British educationalist, writer and speaker

Stephen Heppell is a British educationalist, writer and speaker. He held professorships at Anglia Ruskin University and Bournemouth University, and he currently holds the Filipe Segovia Chair of Learning Innovation at Universidad Camilo Jose Cela in Madrid. He was an advisor to the British Government's Department for Education co-authoring 'The Stephenson Report' and chaired their Education Technology Advisory Group.

== Early life ==
Stephen John Heppell grew up in Little Chalfont and attended Dr Challoner's Grammar School before studying psychology and economics at Reading University. After a brief career in accounting, he received a doctorate of education from University of East London, and a masters in social investing at South Bank University.

== Early career ==
Heppell first taught at Leytonstone Boys' School in East London where he taught social sciences before moving to Fryerns School in Basildon. Heppell joined Anglia Ruskin University from the Microelectronics Education Programme and was appointed the professor in 1989. He held the chair of New Learning Environments until 2004, and where he established and led their Ultralab learning technology research centre.

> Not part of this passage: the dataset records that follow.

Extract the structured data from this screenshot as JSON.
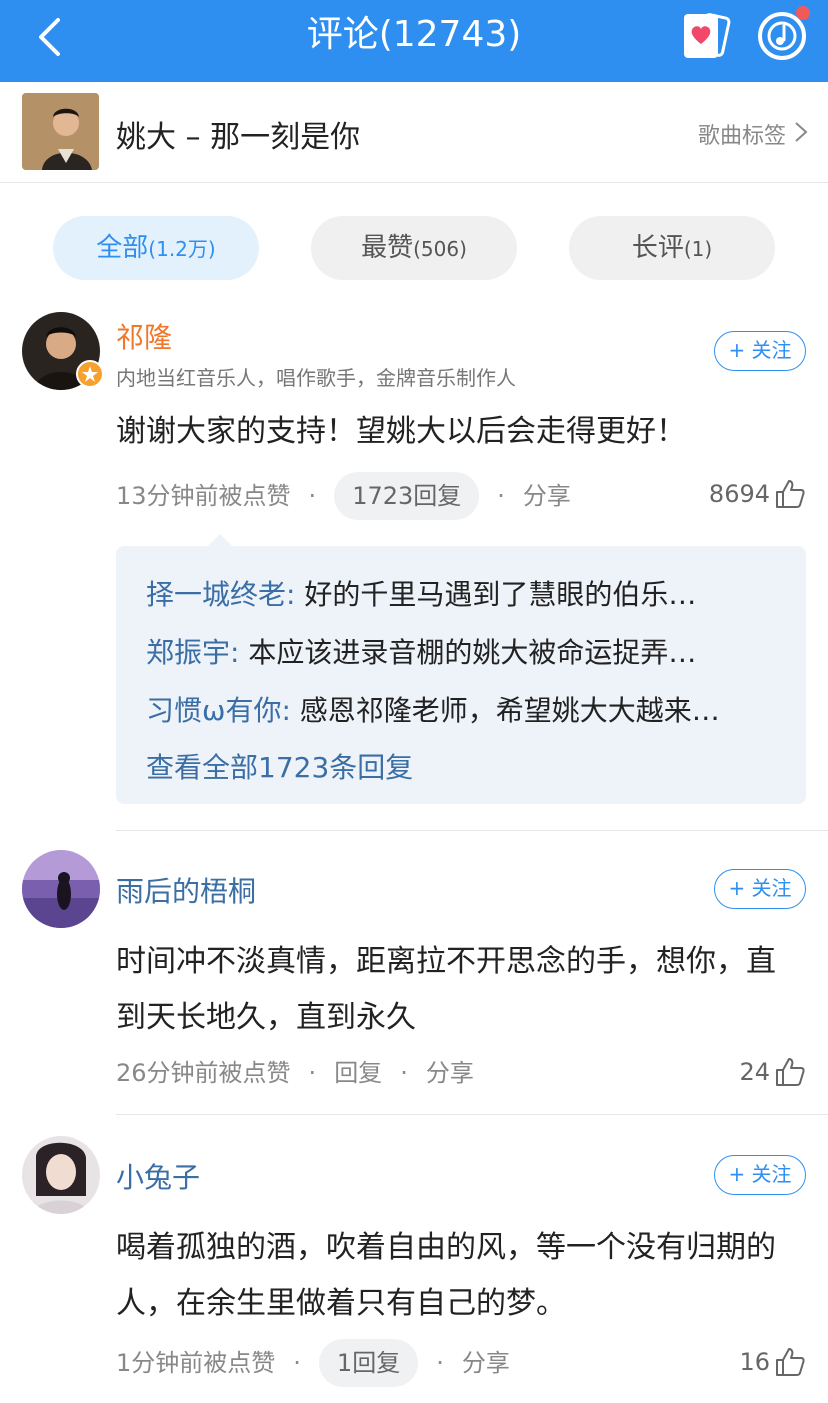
{
  "header": {
    "title": "评论(12743)",
    "back_icon": "chevron-left-icon",
    "cards_icon": "heart-cards-icon",
    "music_icon": "music-note-icon",
    "bg_color": "#2f8ff0"
  },
  "song": {
    "title": "姚大 – 那一刻是你",
    "tag_label": "歌曲标签"
  },
  "tabs": [
    {
      "label": "全部",
      "count": "(1.2万)",
      "active": true
    },
    {
      "label": "最赞",
      "count": "(506)",
      "active": false
    },
    {
      "label": "长评",
      "count": "(1)",
      "active": false
    }
  ],
  "follow_label": "+ 关注",
  "comments": [
    {
      "name": "祁隆",
      "bio": "内地当红音乐人，唱作歌手，金牌音乐制作人",
      "text": "谢谢大家的支持！望姚大以后会走得更好！",
      "time": "13分钟前被点赞",
      "reply_label": "1723回复",
      "share_label": "分享",
      "likes": "8694",
      "replies": [
        {
          "user": "择一城终老:",
          "text": " 好的千里马遇到了慧眼的伯乐…"
        },
        {
          "user": "郑振宇:",
          "text": " 本应该进录音棚的姚大被命运捉弄…"
        },
        {
          "user": "习惯ω有你:",
          "text": " 感恩祁隆老师，希望姚大大越来…"
        }
      ],
      "view_all": "查看全部1723条回复"
    },
    {
      "name": "雨后的梧桐",
      "text": "时间冲不淡真情，距离拉不开思念的手，想你，直到天长地久，直到永久",
      "time": "26分钟前被点赞",
      "reply_label": "回复",
      "share_label": "分享",
      "likes": "24"
    },
    {
      "name": "小兔子",
      "text": "喝着孤独的酒，吹着自由的风，等一个没有归期的人，在余生里做着只有自己的梦。",
      "time": "1分钟前被点赞",
      "reply_label": "1回复",
      "share_label": "分享",
      "likes": "16"
    }
  ]
}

Heppell was appointed to Bournemouth University's chair in New Media Environments at the Centre for Excellence in Media Practice between 2008 and 2017.

Heppell joined Universidad Camilo Jose Cela in 2011, and in 2018, he oversaw the development of experimental learning spaces using many of the design principles he advocates. These include the use of zoning and agile furniture, carefully monitoring interior conditions such as temperature, light levels, CO_{2} saturation, noise, and the degree of visibility through the space. Heppell is also known for advocating 'shoeless learning' to promote comfort and calmness in learning spaces.

== Other professional interests ==
Heppell ceased teaching in 2010, but still provides consultancy services via his company, heppell.net which he established in 2005. The company advises governments, international agencies, companies (including Gems Education and Educurious), schools and communities to, in his words, "make learning better." Heppell was a founding member of Teachers TV and has been a board member of Skillset and Digital Jersey as well as being executive chairman of Learning Possibilities. He is a member of BAFTA and chaired its Technical Innovation Jury and sat as a council member between 2009 and 2016 as well as sitting on its film committee.

== Awards ==

- 2005 The Royal Television Society's Judges Award for Lifelong Services to Educational Broadcasting
- 2008 BETT Award for Outstanding Achievement in ICT Education
- 2014 NAACE Lifetime Achievement Award for educational technology.

== Personal life ==
He is married to teacher Carole Chapman and he has three children.